I absolutely hoard apps. I don't know when it started, but at some point, I got sick of the process of using an app, deleting it, time passing, then having to re-download the app just to do one thing, and then deleting it again. Rinse. Repeat. So I stopped uninstalling them. If there was a chance I'd use that store or photo editor again, I just left it. Compounding this is the belief that if I deleted premium apps and games I'd already paid full price for, even if I wasn't using them, I wouldn't get my money's worth. Illogical? Yes. Insane? Probably.
But yesterday I got iOS 14, and things changed. I feel like a weight has been lifted off my digital life.
I'll preface the rest of this by saying that phone clutter is not a real problem. Full stop. But there's no denying that for someone as addicted to their phone as I have been my entire life — and it's only gotten much, much worse in self-isolation — I never really enjoyed using it.

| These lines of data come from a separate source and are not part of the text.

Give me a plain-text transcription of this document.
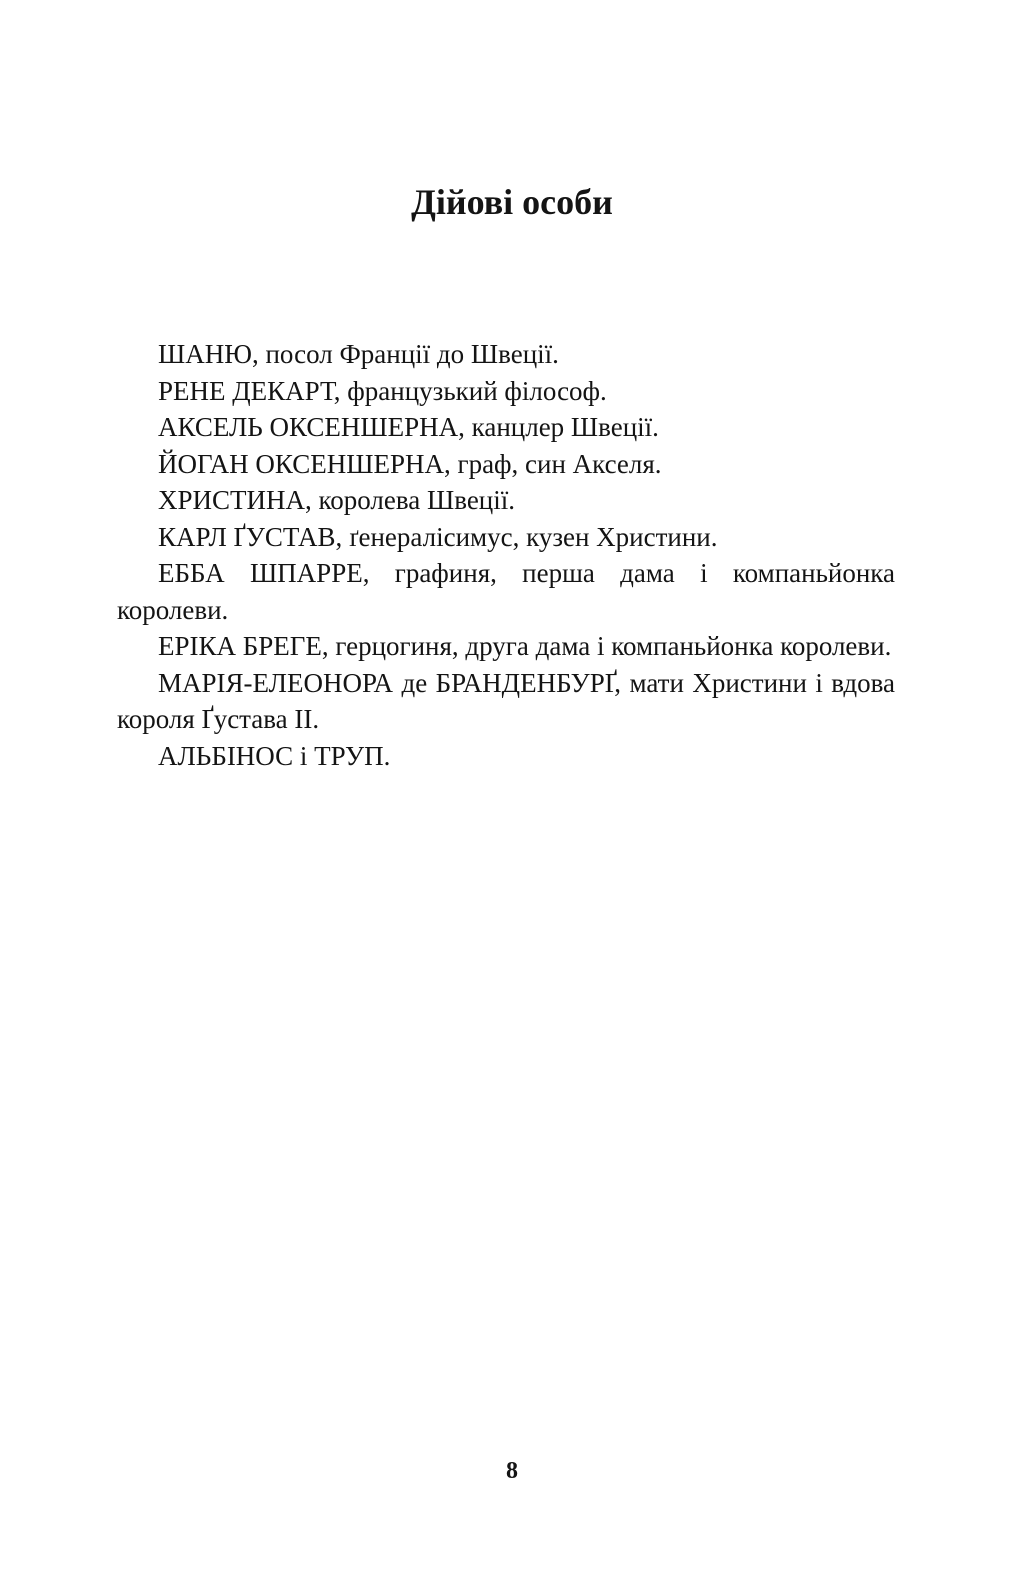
Дійові особи
ШАНЮ, посол Франції до Швеції.
РЕНЕ ДЕКАРТ, французький філософ.
АКСЕЛЬ ОКСЕНШЕРНА, канцлер Швеції.
ЙОГАН ОКСЕНШЕРНА, граф, син Акселя.
ХРИСТИНА, королева Швеції.
КАРЛ ҐУСТАВ, ґенералісимус, кузен Христини.
ЕББА ШПАРРЕ, графиня, перша дама і компаньйонка королеви.
ЕРІКА БРЕГЕ, герцогиня, друга дама і компаньйонка королеви.
МАРІЯ-ЕЛЕОНОРА де БРАНДЕНБУРҐ, мати Христини і вдова короля Ґустава ІІ.
АЛЬБІНОС і ТРУП.
8
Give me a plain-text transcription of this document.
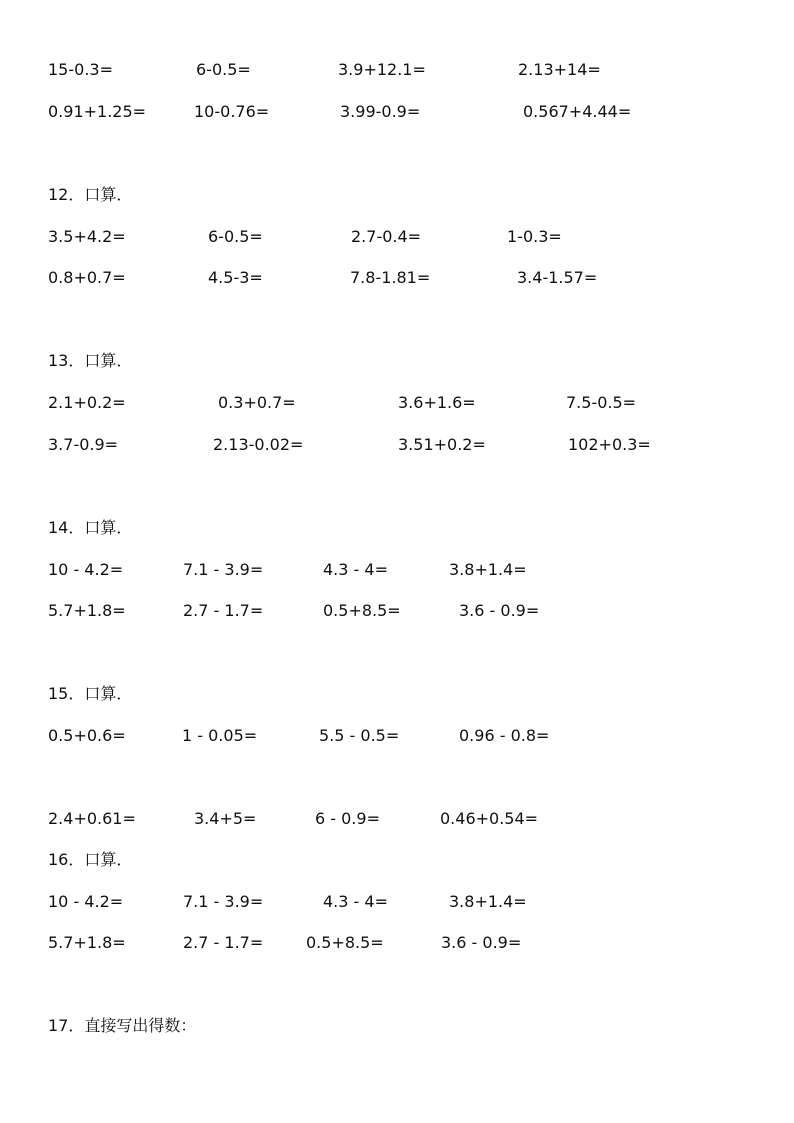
15-0.3=	6-0.5=	3.9+12.1=	2.13+14=
0.91+1.25=	10-0.76=	3.99-0.9=	0.567+4.44=
12．口算．
3.5+4.2=	6-0.5=	2.7-0.4=	1-0.3=
0.8+0.7=	4.5-3=	7.8-1.81=	3.4-1.57=
13．口算．
2.1+0.2=	0.3+0.7=	3.6+1.6=	7.5-0.5=
3.7-0.9=	2.13-0.02=	3.51+0.2=	102+0.3=
14．口算．
10 - 4.2=	7.1 - 3.9=	4.3 - 4=	3.8+1.4=
5.7+1.8=	2.7 - 1.7=	0.5+8.5=	3.6 - 0.9=
15．口算．
0.5+0.6=	1 - 0.05=	5.5 - 0.5=	0.96 - 0.8=
2.4+0.61=	3.4+5=	6 - 0.9=	0.46+0.54=
16．口算．
10 - 4.2=	7.1 - 3.9=	4.3 - 4=	3.8+1.4=
5.7+1.8=	2.7 - 1.7=	0.5+8.5=	3.6 - 0.9=
17．直接写出得数：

iOS and Android's methods for dealing with apps always made some level of utilitarian sense to me, but the more time that passed, the more my digital life would grow increasingly complex, and the more chaos reigned on my home screen. At some point, I had somewhere in the neighborhood of 200 games across two folders in alphabetical order that I was maintaining despite the fact that I mostly use my Nintendo Switch. Deeply unwell. The forthcoming iOS brings the order I needed.
Not a drawer, a library — Apple's latest update to iOS, dropped yesterday at WWDC, changes this entirely with a little feature call App Library. At first blush, App Library seems a lot like the App Drawer that has been a mainstay on Android. I've long been a fan of the App Drawer — which stores all of your apps away and off your home screen where you don't need to constantly be confronted with your software purchasing habits. Google's solution, though, only recently started leveraging Google's AI prowess to suggest a row of apps you might need on the home screen via a beta release. While this helps relieve the issue somewhat, you still find yourself digging through the App Drawer looking for what you want.
App Library is different. App Library is a bunch of algorithmically suggested folders presenting you with what you're most likely to need access to at any given moment. Should you still not find what you need, there's a search function that displays everything you've installed, much like an alphabetized, itemized version of Google's App Drawer, but I haven't needed that yet.
The first thing I did after installing the iOS 14 beta was to delete the home screen icons of every one of my hundreds of apps to winnow the interface down to one single page of services I actually need. From this screen I can also use iOS's universal search to find things in exactly as many taps as I was doing before — without the clutter or the need to hand organize and alphabetize my collection.
Folders be gone — Before, I was organizing apps into little folders based on categories and then alphabetizing those apps so they were easy to find. With iOS 14 I just... don't. And I get the same results.
Now that my apps are out of sight, they are entirely out of mind. I don't find myself compulsively opening Depop and eBay when I'm bored. I don't find myself trying to keep up with every social media feed. Yet I can still use everything I need whenever I actually need it, and the system usually anticipates what that is.
It's a small thing, cleaning up your phone interface. It will not stop the coronavirus. It will not abolish the police. It will not make Bernie Sanders president. But it has given me the control I wanted over my phone and the freedom to stop managing my digital life at the same time. I'm having my tiny cake and eating it too. It's nice.